Ante esa situación, Fundar presentó un amparo indirecto que fue otorgado por Fernando Silva, Juez 8° de Distrito en Materia Administrativa, para que las autoridades competentes del SAT cumplieran con la resolución y entregaran al solicitante la información requerida. De nueva cuenta, el SAT intentó impedir la entrega de la información e impugnó esa resolución; no obstante, el 16° Tribunal Colegiado en Materia Administrativa confirmó la sentencia del juez.

Cuando parecía que el SAT no tendría más remedio que entregar la información, decidieron utilizar un último recurso: involucrar a las personas morales beneficiadas por la amnistía de 2013.

Fue así que más de 50 personas morales –entre ellas bancos y grandes corporativos– extrañamente comparecieron ante el SAT y se les notificó la resolución del INAI, contra la que se ampararon más tarde. Este grupo de contribuyentes reclamaron que el INAI había violado su derecho a la protección de datos personales y que durante el procedimiento no se les había permitido participar como terceros interesados. Con la simple presentación de esos amparos, el SAT consiguió una nueva justificación para no proporcionar la información: debido a la existencia de estos casos, era “jurídicamente” imposible cumplir con la sentencia dictada en favor de Fundar.

A pesar de los argumentos del SAT, el juez Fernando Silva continúo exigiendo el cumplimiento de la sentencia. Sin embargo, los juicios de las personas morales provocaron que el Juez matizara la forma en que la sentencia debía ser cumplida. Así, ordenó que se entregara la información de los contribuyentes que no se hubieran amparado, y que el resto fuera revelado dependiendo del resultado de los juicios promovidos por las empresas.

El SAT, sin embargo, se mantuvo firme en desobedecer la resolución. Por ello, en abril de 2017, el juez Fernando Silva mandó el amparo a un tribunal colegiado, que también determinó que hubo incumplimiento de la sentencia, y remitió el expediente a la Suprema Corte de Justicia (SCJN) con la propuesta de separar del cargo al Jefe del SAT.

Ante este escenario, la Segunda Sala de la SCJN prefirió regresar el caso al juez Silva para que reuniera toda la información sobre los amparos interpuestos. De esta forma, cuando el juez ordenara nuevamente al SAT que hiciera pública la información, no se revelaran los datos de quienes se ampararon.
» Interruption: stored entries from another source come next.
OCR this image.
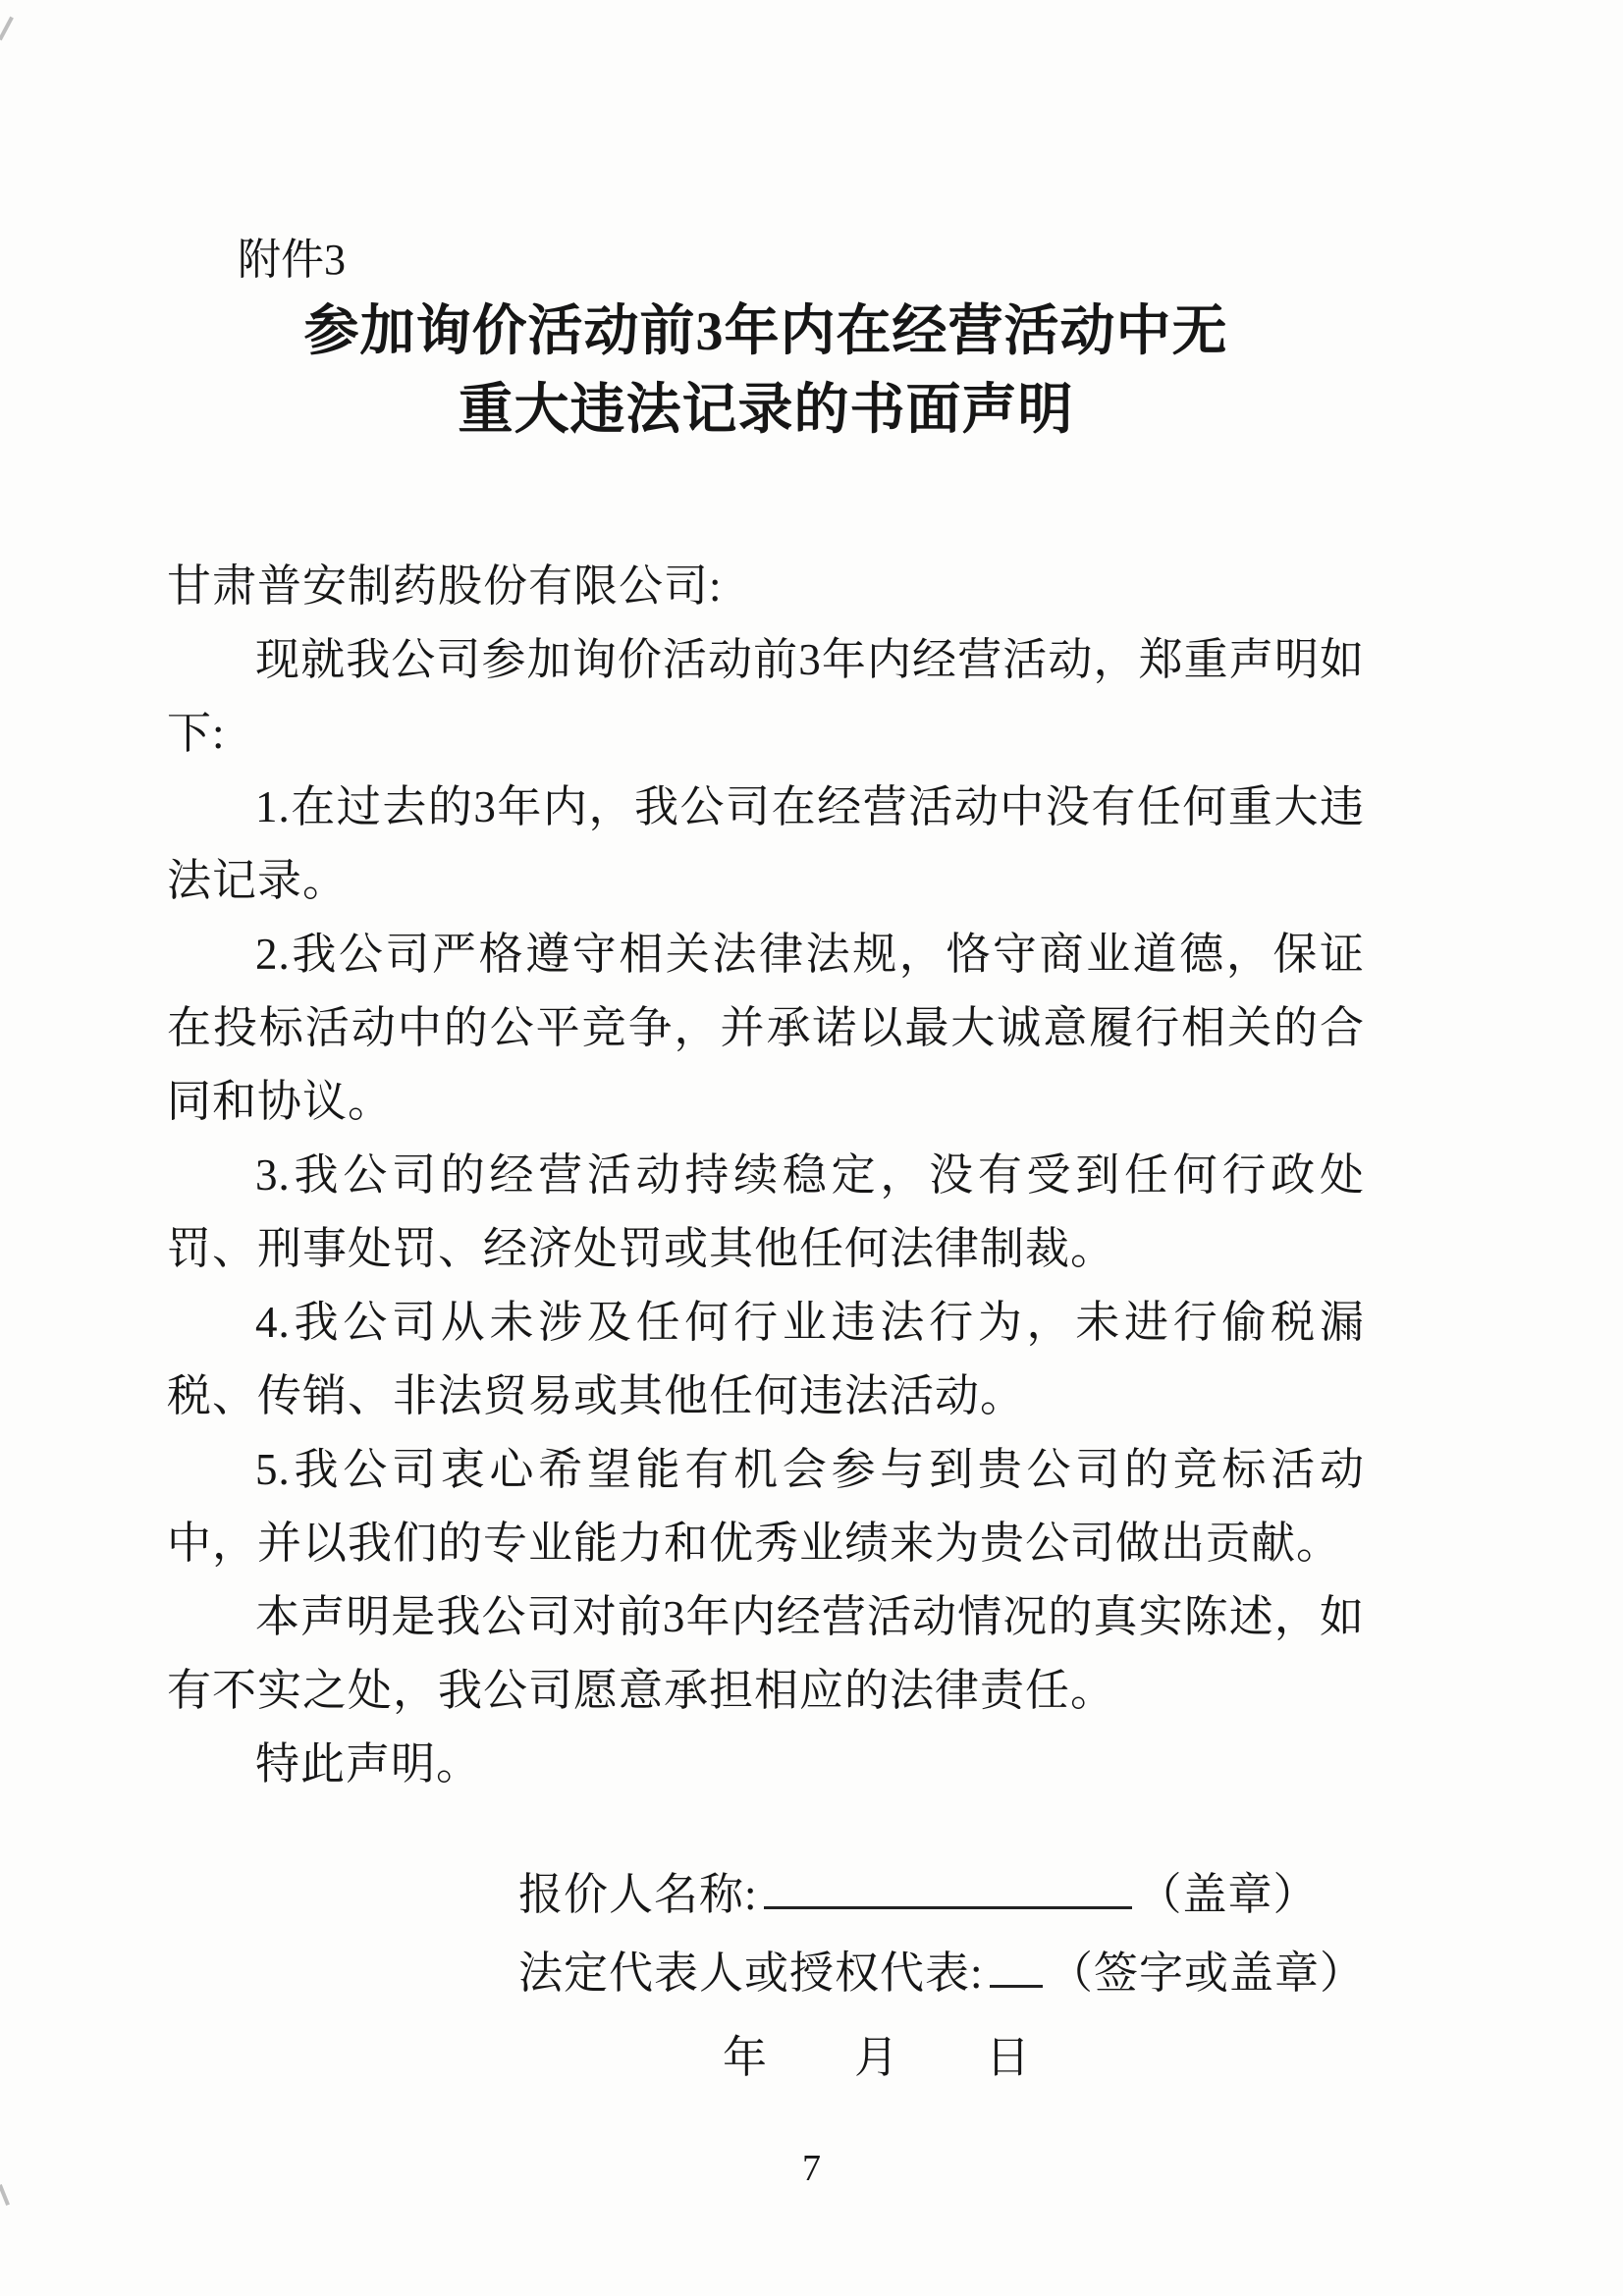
附件3
参加询价活动前3年内在经营活动中无
重大违法记录的书面声明

甘肃普安制药股份有限公司:

现就我公司参加询价活动前3年内经营活动，郑重声明如下:

1.在过去的3年内，我公司在经营活动中没有任何重大违法记录。

2.我公司严格遵守相关法律法规，恪守商业道德，保证在投标活动中的公平竞争，并承诺以最大诚意履行相关的合同和协议。

3.我公司的经营活动持续稳定，没有受到任何行政处罚、刑事处罚、经济处罚或其他任何法律制裁。

4.我公司从未涉及任何行业违法行为，未进行偷税漏税、传销、非法贸易或其他任何违法活动。

5.我公司衷心希望能有机会参与到贵公司的竞标活动中，并以我们的专业能力和优秀业绩来为贵公司做出贡献。

本声明是我公司对前3年内经营活动情况的真实陈述，如有不实之处，我公司愿意承担相应的法律责任。

特此声明。

报价人名称:	（盖章）
法定代表人或授权代表: （签字或盖章）
年 月 日
7
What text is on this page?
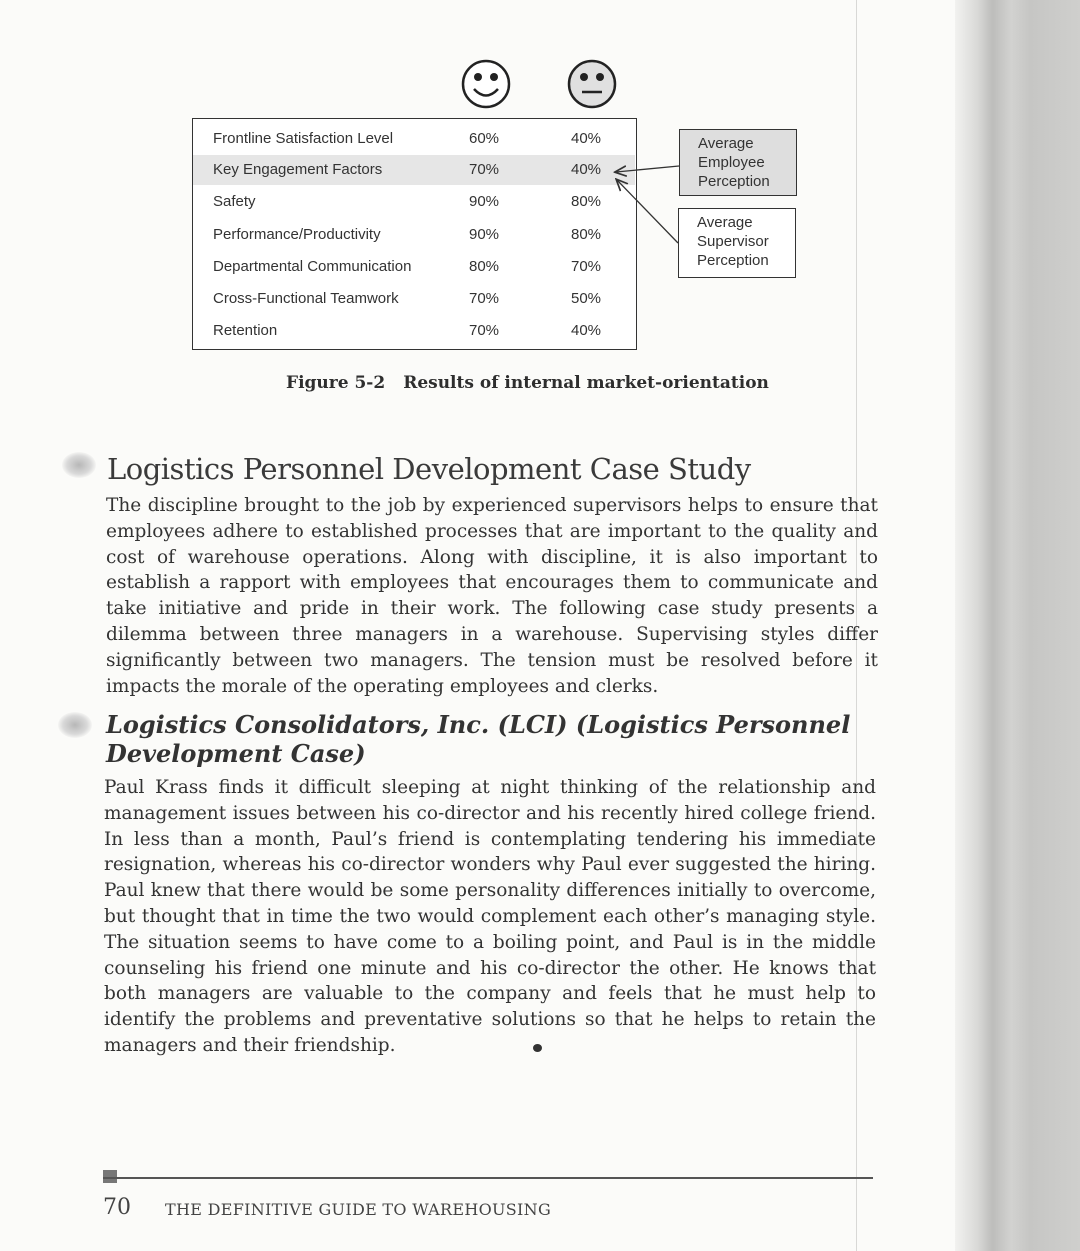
Frontline Satisfaction Level	60%	40%
Key Engagement Factors	70%	40%
Safety	90%	80%
Performance/Productivity	90%	80%
Departmental Communication	80%	70%
Cross-Functional Teamwork	70%	50%
Retention	70%	40%
Average
Employee
Perception
Average
Supervisor
Perception
Figure 5-2 Results of internal market-orientation
Logistics Personnel Development Case Study

The discipline brought to the job by experienced supervisors helps to ensure that employees adhere to established processes that are important to the quality and cost of warehouse operations. Along with discipline, it is also important to establish a rapport with employees that encourages them to communicate and take initiative and pride in their work. The following case study presents a dilemma between three managers in a warehouse. Supervising styles differ significantly between two managers. The tension must be resolved before it impacts the morale of the operating employees and clerks.

Logistics Consolidators, Inc. (LCI) (Logistics Personnel Development Case)

Paul Krass finds it difficult sleeping at night thinking of the relationship and management issues between his co-director and his recently hired college friend. In less than a month, Paul’s friend is contemplating tendering his immediate resignation, whereas his co-director wonders why Paul ever suggested the hiring. Paul knew that there would be some personality differences initially to overcome, but thought that in time the two would complement each other’s managing style. The situation seems to have come to a boiling point, and Paul is in the middle counseling his friend one minute and his co-director the other. He knows that both managers are valuable to the company and feels that he must help to identify the problems and preventative solutions so that he helps to retain the managers and their friendship.

70 THE DEFINITIVE GUIDE TO WAREHOUSING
Actualmente, el juez se encuentra reuniendo la información sobre la situación procesal de los amparos promovidos por las empresas. En estos juicios, los criterios judiciales no han sido homogéneos: mientras que algunos jueces y tribunales han negado o sobreseído el amparo, otros han obligado al INAI a dictar una nueva resolución en donde llame a procedimiento a las personas morales.

Esta incertidumbre podría ser solucionada por la SCJN, sin embargo, en los diversos juicios que ha tenido oportunidad de atraer ha preferido no pronunciarse. Aunque desde la perspectiva de Fundar no existe duda sobre la naturaleza pública de la información, el involucramiento de la SCJN es importante para dejar en claro que la información sobre los beneficiarios de una amnistía fiscal es de naturaleza pública y que, por lo tanto, su acceso no puede obstaculizarse por el secreto fiscal ni otras cuestiones procesales.

Este proceso judicial demuestra que aún existen obstáculos para el acceso a la información en materia de condonación de adeudos fiscales. Aunque hoy contamos con un marco jurídico que permite la publicidad de este tipo de información, aún existe el riesgo de que los intereses particulares se impongan frente al derecho de la información. Esto debe considerarse no sólo por la SCJN y los jueces que actualmente conocen de los amparos, sino también por el nuevo gobierno en caso de que decidan aplicar otra amnistía fiscal en 2019.

Karla Tesillo. Consultora de Fundar, Centro de Análisis e Investigación A.C.


1 A partir de la entrada en vigor de la LGTAIP, el 5 de mayo de 2015, el SAT publica el monto y el nombre de las personas físicas y morales que han sido beneficiadas con la condonación de créditos fiscales.